Above ground swimming pools vary slightly from model to model, but you will find that most manufacturers use the same general pool structure.
The wall is most typically made of galvanized steel. For round and oval pools, the wall is usually all one piece. The wall is corrugated for strength and then coated in vinyl and/or a number of other coatings to help protect it and give it a more attractive appearance. Usually, the more layers there are over the steel; the longer the wall can last.
The strength and durability of the wall defines the integrity of the pool structure. It must safely contain up to 200,000 pounds of water weight for the life of the pool.
The steel walls are shipped in coiled rolls, usually tightly bound and boxed in cardboard. Walls should be stood up on end until they are installed.
The uprights, or posts provide support for the wall and top frame of the pool. Uprights can range up to 12" wide depending on the pool model and the material they are made of.
You will find a top plate attached to the top of each upright. They provide connection points for the top track and top rails that span between each post.
The base plates sit beneath each upright, providing a connection point for the base track and the upright itself.
Usually made of resin or other form of plastic, the top cap covers the top plate and help to give the pool a more finished, attractive look.

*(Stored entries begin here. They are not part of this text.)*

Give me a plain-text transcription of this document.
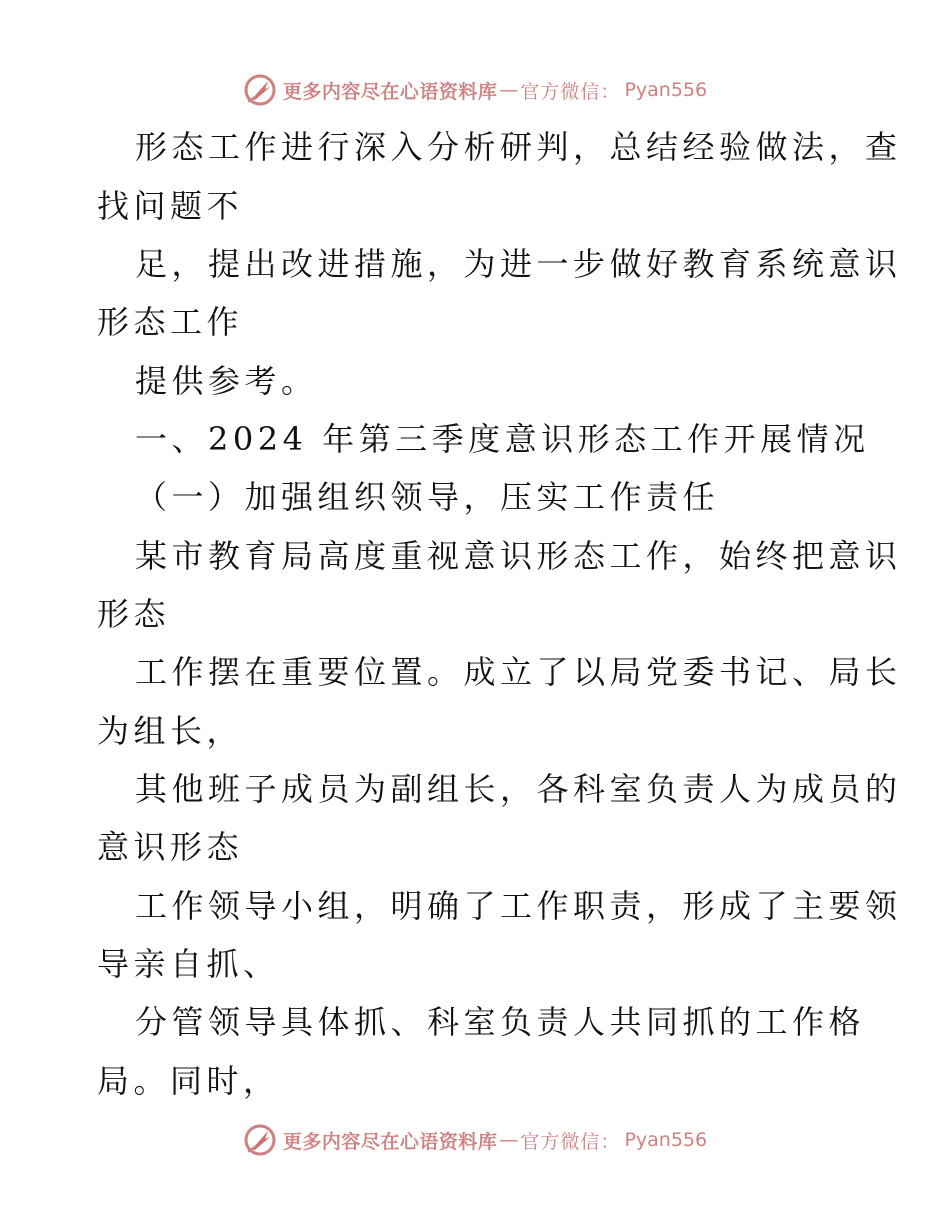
更多内容尽在心语资料库 — 官方微信： Pyan556
形态工作进行深入分析研判，总结经验做法，查
找问题不
足，提出改进措施，为进一步做好教育系统意识
形态工作
提供参考。
一、2024 年第三季度意识形态工作开展情况
（一）加强组织领导，压实工作责任
某市教育局高度重视意识形态工作，始终把意识
形态
工作摆在重要位置。成立了以局党委书记、局长
为组长，
其他班子成员为副组长，各科室负责人为成员的
意识形态
工作领导小组，明确了工作职责，形成了主要领
导亲自抓、
分管领导具体抓、科室负责人共同抓的工作格
局。同时，
更多内容尽在心语资料库 — 官方微信： Pyan556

Some pools have plastic or resin boots at the bottom of each upright that, like top caps, cover up the base plate and are mainly aesthetic.
The inside surface of the swimming pool is covered by a vinyl liner that contains the water within the structure. Liners are designed to fit specific sized pools.
As your pool ages, the liner may eventually need to be replaced. Patch kits can be used to prolong the life of the liner. Typically, you can expect a liner to last five to ten years.